Pada bulan April 2020 vaksinnya sudah siap untuk digandakan. Ia dan tim
mengatakan bahwa mereka sedang berkejaran dengan kematian yang sudah
mendunia, bukan berkejaran dengan para pembuat vaksin lainnya. “Kami adalah
para peneliti di universitas, bukan perusahaan dan mencari uang dengan vaksin
ini.” Sarah Gilbert mengatakan itu pada BBC. Belajar dari Sarah Gilbert Dari
kasus Sarah Gilbert di atas, kita kembali pada diskusi soal penelitian vaksin
penangkal Covid-19 dan masalah paten. Paten adalah bagian dari Hak Kekayaan
Intelektual (HKI) yang mengkhususkan pada penemuan teknologi dan seperti HKI
lainnya mengandung unsur hak moral dan hak ekonomi di dalamnya (Colston 1999,
Bird & Ponte 2006). Hak
moral di sini adalah hak yang mengacu pada penyebutan nama Sarah Gilbert dan
tim yang menemukan vaksin penangkal Covid-19 tersebut yang berada di bawah
tim Oxford University. Kita sama-sama tahu bahwa vaksin penangkal Covid-19
ini tak hanya diupayakan oleh Sarah dan kawan-kawan, tetapi juga oleh
kelompok ilmuwan lainnya, mulai dari China, Rusia, Amerika Serikat, Inggris,
dan lain-lain. Hak
moral di sini merujuk bahwa vaksin AstraZeneca Oxford telah ditemukan oleh
Sarah yang memimpin tak kurang dari 300 anggota tim peneliti dan untuk itu
mereka pantas diasosiasikan sebagai penemu vaksin tersebut. Penyebutan nama
lain di luar nama Sarah dan tim, adalah suatu pelanggaran moral atas hak
tersebut. Di
luar hak moral, ada juga hak ekonomi bagi mereka yang menjadi penemu paten
tertentu. Hak ekonomi, sebagaimana memang dirumuskan dalam konsep hak
kekayaan intelektual, berupa insentif, penghargaan yang pantas diterima oleh
si penemu, sebagai ganti dari waktu dan pikiran yang telah dicurahkan untuk
penemuan tersebut, dan lebih dari itu, insentif tadi juga diupayakan sebagai
bentuk untuk mendorong penemuan-penemuan lain terus dihasilkan ke depan
(Colston 1999). Persis
untuk masalah hak ekonomi inilah banyak yang kemudian menimbulkan persaingan,
pertarungan, atau pun perebutan atas hak ini. Hak ekonomi yang bisa
menghasilkan akumulasi kapital jadi sasaran dari pihak-pihak yang
berkepentingan. Dalam kasus Sarah Gilbert di atas, dirinya memilih untuk
menghilangkan (atau menunda) hak ekonomi dari temuannya dan ia memilih rela
untuk tidak menerima uang dari hasil paten tersebut, karena pertimbangan
kemanusiaan, namun hak moral dimana ia disebut sebagai penemu vaksin tersebut
akan terus melekat pada dirinya. HKI dan John Locke Apa
yang dilakukan oleh Sarah Gilbert ini mengembalikan kita pada esensi dari HKI
yang salah satu basisnya adalah pada pemikiran John Locke, filsuf Inggris
yang banyak bicara masalah hak individu, khususnya dalam bagian “On Property”

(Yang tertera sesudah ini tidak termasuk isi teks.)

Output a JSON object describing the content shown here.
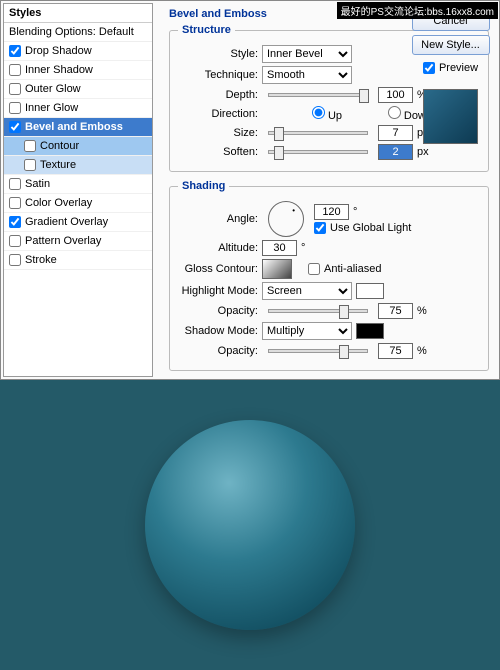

pada buku Second Treatise of Government yang pertama kali terbit pada 1690.
Dalam pandangan Locke yang mendapat pengaruh besar dari teori hukum kodrat,
ada sejumlah syarat bahwa seseorang boleh mengaku kepemilikan dari apa yang
ada di alam asalkan memenuhi sejumlah syarat tertentu. Sebagai
contoh ala Locke, seseorang boleh mengambil apel di hutan dan menjadikan
miliknya. Namun seseorang boleh mengambil apel tersebut dengan sejumlah
syarat tertentu: pertama, seseorang melakukan upaya kerja (labor) tertentu
untuk mendapatkan apel tersebut (memanjat pohon, mematahkan ranting) atau ia
mencampurkannya dengan hal lain (mixing metaphor) misalnya ketika mengambil
sejumlah apel dan kemudian membuatnya jadi kue apel. Kedua,
seseorang boleh mengambil apel di hutan itu sejauh cukup untuk dirinya, tetapi
tetap memberikan kesempatan kepada orang lain untuk mengambil apel tersebut.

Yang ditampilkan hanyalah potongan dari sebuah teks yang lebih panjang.